Despite their weaknesses, passwords are still widely used. Easy-to-guess and reused legacy passwords are vulnerable to a wide range of attacks and, by themselves, do not provide proper security for sensitive systems and confidential information.
While eliminating passwords has been a long-standing goal, it is finally seeing real traction in the marketplace.
“During the past year, we have seen a small increase in client inquiries specifically citing ‘passwordless’ and an increase in inquiries about other passwordless approaches,” says Ant Allan, Vice President Analyst, Gartner. “By 2022, Gartner predicts that 60% of large and global enterprises, and 90% of midsize enterprises, will implement passwordless methods in more than 50% of use cases — up from 5% in 2018.”
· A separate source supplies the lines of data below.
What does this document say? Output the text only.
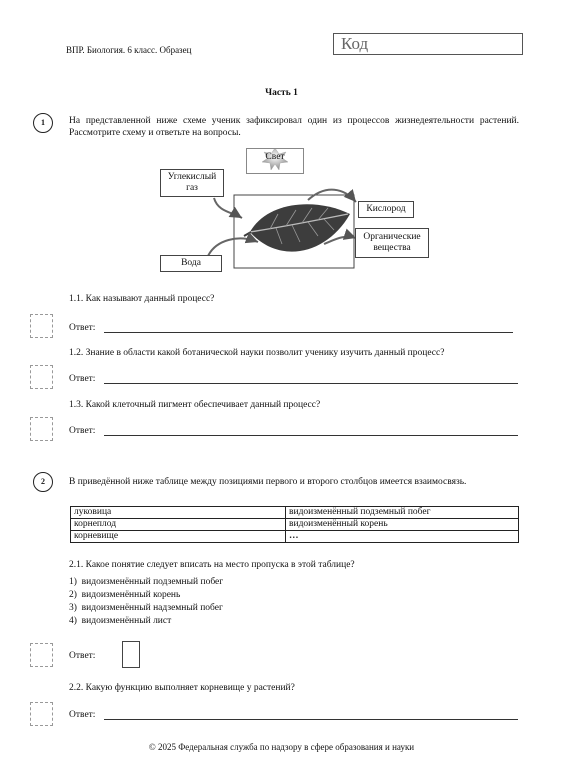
ВПР. Биология. 6 класс. Образец	Код
Часть 1
1	На представленной ниже схеме ученик зафиксировал один из процессов жизнедеятельности растений. Рассмотрите схему и ответьте на вопросы.
Свет
Углекислый
газ
Вода
Кислород
Органические
вещества
1.1. Как называют данный процесс?
Ответ:
1.2. Знание в области какой ботанической науки позволит ученику изучить данный процесс?
Ответ:
1.3. Какой клеточный пигмент обеспечивает данный процесс?
Ответ:
2	В приведённой ниже таблице между позициями первого и второго столбцов имеется взаимосвязь.
луковица	видоизменённый подземный побег
корнеплод	видоизменённый корень
корневище	…
2.1. Какое понятие следует вписать на место пропуска в этой таблице?
1) видоизменённый подземный побег
2) видоизменённый корень
3) видоизменённый надземный побег
4) видоизменённый лист
Ответ:
2.2. Какую функцию выполняет корневище у растений?
Ответ:
© 2025 Федеральная служба по надзору в сфере образования и науки
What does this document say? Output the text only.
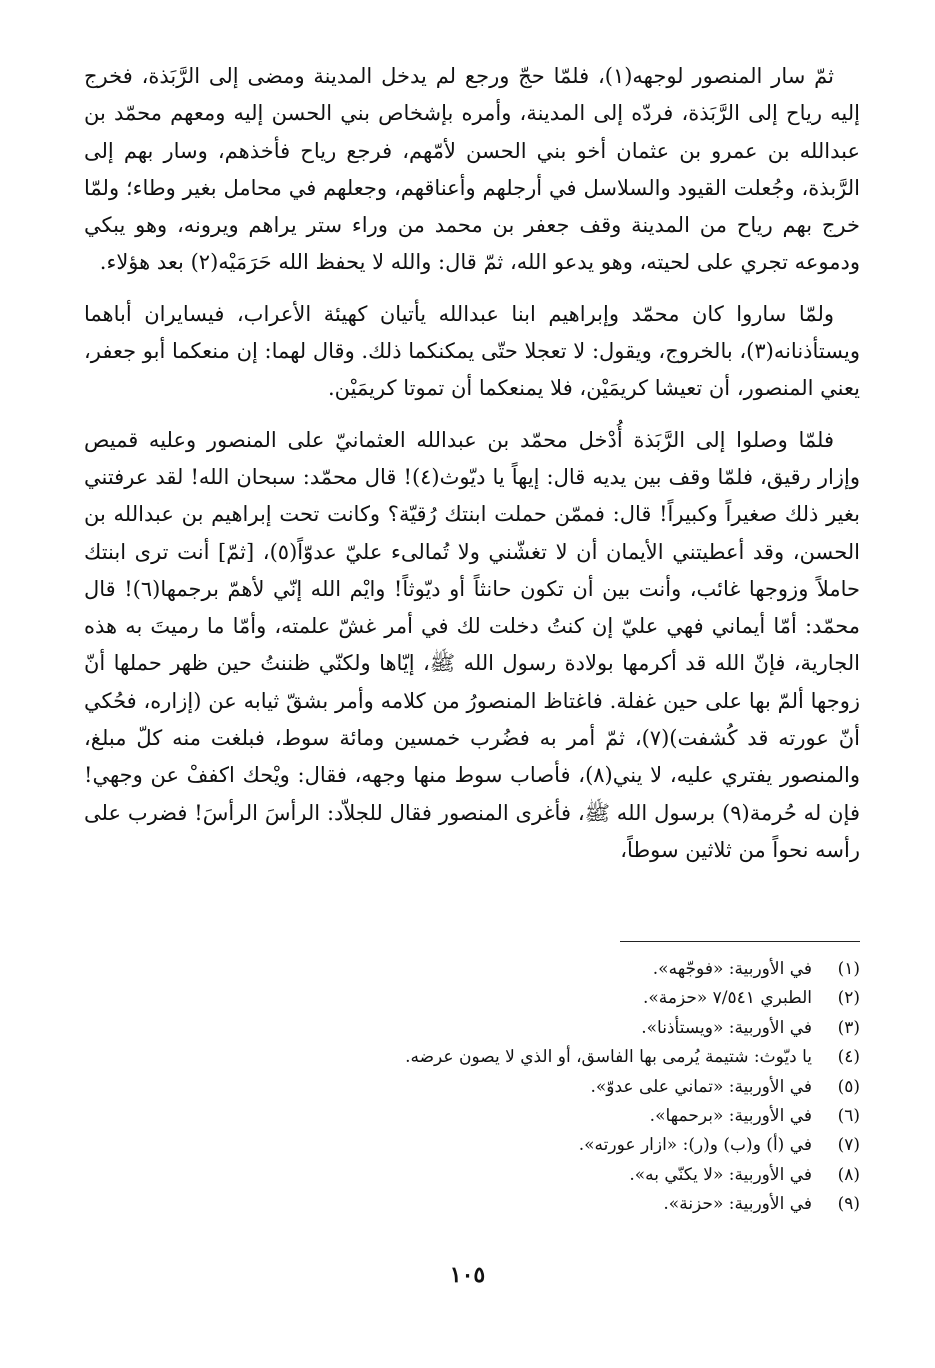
ثمّ سار المنصور لوجهه(١)، فلمّا حجّ ورجع لم يدخل المدينة ومضى إلى الرَّبَذة، فخرج إليه رياح إلى الرَّبَذة، فردّه إلى المدينة، وأمره بإشخاص بني الحسن إليه ومعهم محمّد بن عبدالله بن عمرو بن عثمان أخو بني الحسن لأمّهم، فرجع رياح فأخذهم، وسار بهم إلى الرَّبذة، وجُعلت القيود والسلاسل في أرجلهم وأعناقهم، وجعلهم في محامل بغير وطاء؛ ولمّا خرج بهم رياح من المدينة وقف جعفر بن محمد من وراء ستر يراهم ويرونه، وهو يبكي ودموعه تجري على لحيته، وهو يدعو الله، ثمّ قال: والله لا يحفظ الله حَرَمَيْه(٢) بعد هؤلاء.

ولمّا ساروا كان محمّد وإبراهيم ابنا عبدالله يأتيان كهيئة الأعراب، فيسايران أباهما ويستأذنانه(٣)، بالخروج، ويقول: لا تعجلا حتّى يمكنكما ذلك. وقال لهما: إن منعكما أبو جعفر، يعني المنصور، أن تعيشا كريمَيْن، فلا يمنعكما أن تموتا كريمَيْن.

فلمّا وصلوا إلى الرَّبَذة أُدْخل محمّد بن عبدالله العثمانيّ على المنصور وعليه قميص وإزار رقيق، فلمّا وقف بين يديه قال: إيهاً يا ديّوث(٤)! قال محمّد: سبحان الله! لقد عرفتني بغير ذلك صغيراً وكبيراً! قال: فممّن حملت ابنتك رُقيّة؟ وكانت تحت إبراهيم بن عبدالله بن الحسن، وقد أعطيتني الأيمان أن لا تغشّني ولا تُمالىء عليّ عدوّاً(٥)، [ثمّ] أنت ترى ابنتك حاملاً وزوجها غائب، وأنت بين أن تكون حانثاً أو ديّوثاً! وايْم الله إنّي لأهمّ برجمها(٦)! قال محمّد: أمّا أيماني فهي عليّ إن كنتُ دخلت لك في أمر غشّ علمته، وأمّا ما رميتَ به هذه الجارية، فإنّ الله قد أكرمها بولادة رسول الله ﷺ، إيّاها ولكنّي ظننتُ حين ظهر حملها أنّ زوجها ألمّ بها على حين غفلة. فاغتاظ المنصورُ من كلامه وأمر بشقّ ثيابه عن (إزاره، فحُكي أنّ عورته قد كُشفت)(٧)، ثمّ أمر به فضُرب خمسين ومائة سوط، فبلغت منه كلّ مبلغ، والمنصور يفتري عليه، لا يني(٨)، فأصاب سوط منها وجهه، فقال: ويْحك اكففْ عن وجهي! فإن له حُرمة(٩) برسول الله ﷺ، فأغرى المنصور فقال للجلاّد: الرأسَ الرأسَ! فضرب على رأسه نحواً من ثلاثين سوطاً،

(١)
في الأوربية: «فوجّهه».
(٢)
الطبري ٧/٥٤١ «حزمة».
(٣)
في الأوربية: «ويستأذنا».
(٤)
يا ديّوث: شتيمة يُرمى بها الفاسق، أو الذي لا يصون عرضه.
(٥)
في الأوربية: «تماني على عدوّ».
(٦)
في الأوربية: «برحمها».
(٧)
في (أ) و(ب) و(ر): «ازار عورته».
(٨)
في الأوربية: «لا يكنّي به».
(٩)
في الأوربية: «حزنة».
١٠٥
Passwordless authentication, by its nature, eliminates the problem of using weak passwords. It also offers benefits to users and organizations. For users, it removes the need to remember or type passwords, leading to better user experience and customer experience. For organizations, there’s no longer a need to store passwords, leading to better security, fewer breaches and lower support costs.
Security and identity and access management (IAM) leaders can implement a passwordless approach in two ways.
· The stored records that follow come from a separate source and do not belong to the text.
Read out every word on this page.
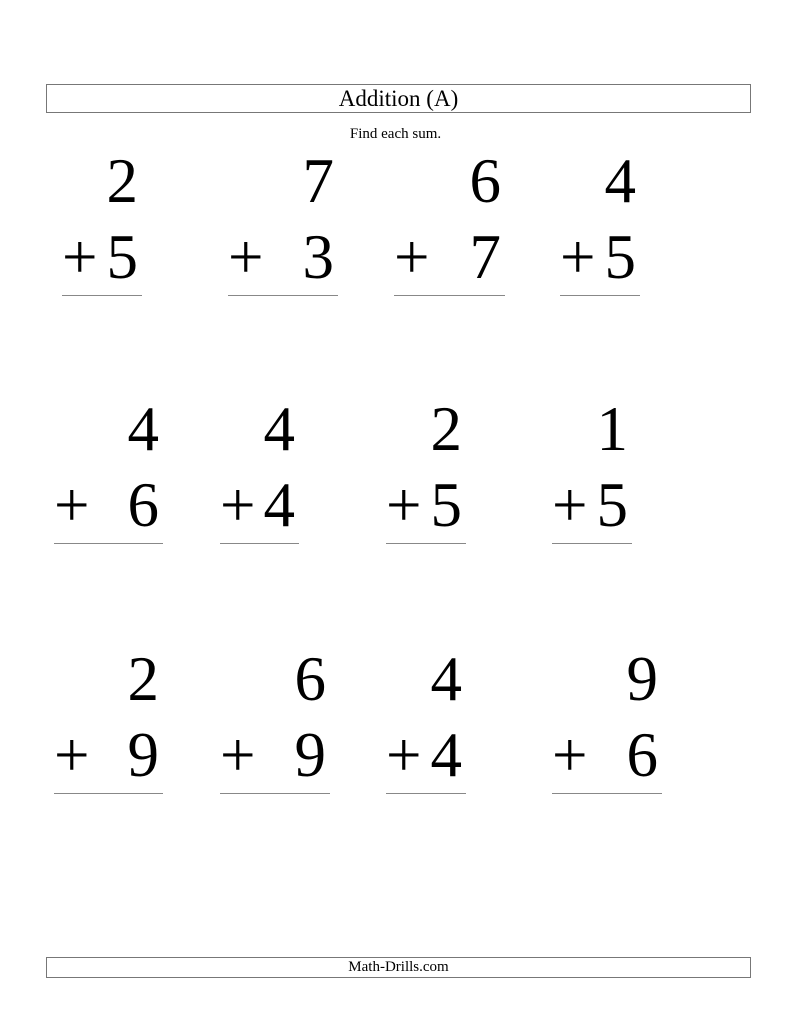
Addition (A)
Find each sum.
2
+ 5
7
+ 3
6
+ 7
4
+ 5
4
+ 6
4
+ 4
2
+ 5
1
+ 5
2
+ 9
6
+ 9
4
+ 4
9
+ 6
Math-Drills.com
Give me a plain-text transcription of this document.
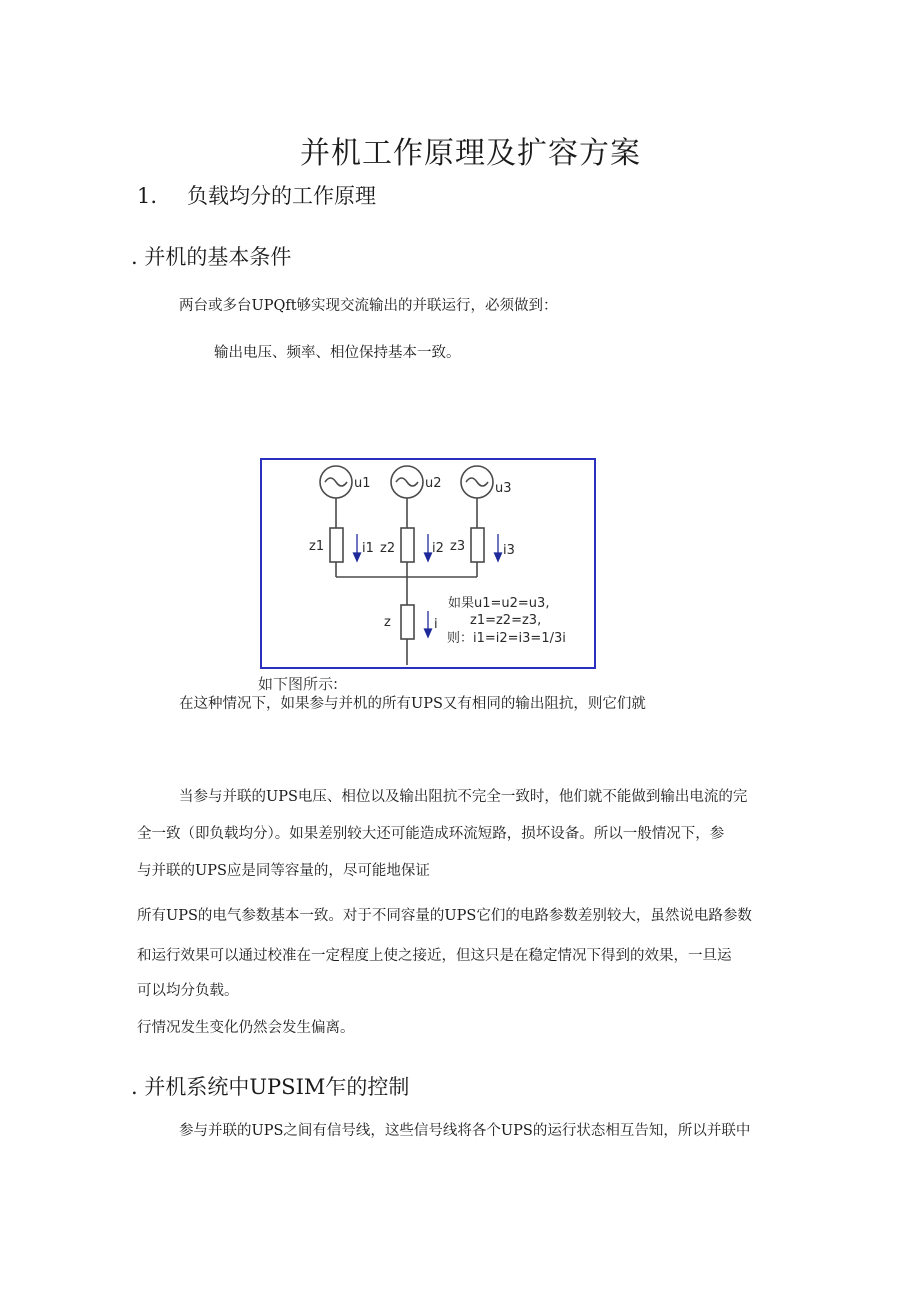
并机工作原理及扩容方案
1. 负载均分的工作原理
. 并机的基本条件
两台或多台UPQft够实现交流输出的并联运行，必须做到：
输出电压、频率、相位保持基本一致。
u1	u2	u3
z1	z2	z3
i1	i2	i3
z	i
如果u1=u2=u3,
z1=z2=z3,
则：i1=i2=i3=1/3i
如下图所示:
在这种情况下，如果参与并机的所有UPS又有相同的输出阻抗，则它们就
当参与并联的UPS电压、相位以及输出阻抗不完全一致时，他们就不能做到输出电流的完
全一致（即负载均分）。如果差别较大还可能造成环流短路，损坏设备。所以一般情况下，参
与并联的UPS应是同等容量的，尽可能地保证
所有UPS的电气参数基本一致。对于不同容量的UPS它们的电路参数差别较大，虽然说电路参数
和运行效果可以通过校准在一定程度上使之接近，但这只是在稳定情况下得到的效果，一旦运
可以均分负载。
行情况发生变化仍然会发生偏离。
. 并机系统中UPSIM乍的控制
参与并联的UPS之间有信号线，这些信号线将各个UPS的运行状态相互告知，所以并联中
Replace a legacy password as the sole authentication factor
Biometric authentication such as touch ID is a common way of going passwordless. It is now widely deployed in mobile banking apps, and is making its way into other customer and enterprise applications.
Other options include passwordless knowledge methods, such as pattern-based, one-time password methods; tokens, including phone-as-a-token modes, as a single factor; and Fast IDentity Online (FIDO) Universal Authentication Framework (UAF), which enables passwordless authentication via a method local to a person’s device.
Replace a legacy password as one factor in 2FA
Current mainstream strong authentication solutions are two-factor authentication (2FA) solutions that add some kind of token to an existing password. Recently, vendors have come to market with 2FA solutions that are passwordless by default, providing a single-step 2FA that can combine mobile push with a local PIN or device-native biometric mode to create sufficient trust in medium-risk use cases.
Non-native biometric modes provide more in a single-step 2FA, as they are independent of the phone’s power-on passcode, provide organizations with control over whose biometric data is being stored, and typically provide better protection against attacks using images or recordings. These advantages are critical when mobile push is being used to authenticate access from a smartphone.
Although it’s not always possible to completely eliminate passwords from legacy implementations, Gartner recommends that organizations prioritize assessing and implementing more robust passwordless authentication methods. In doing so, organizations will improve security and user experience.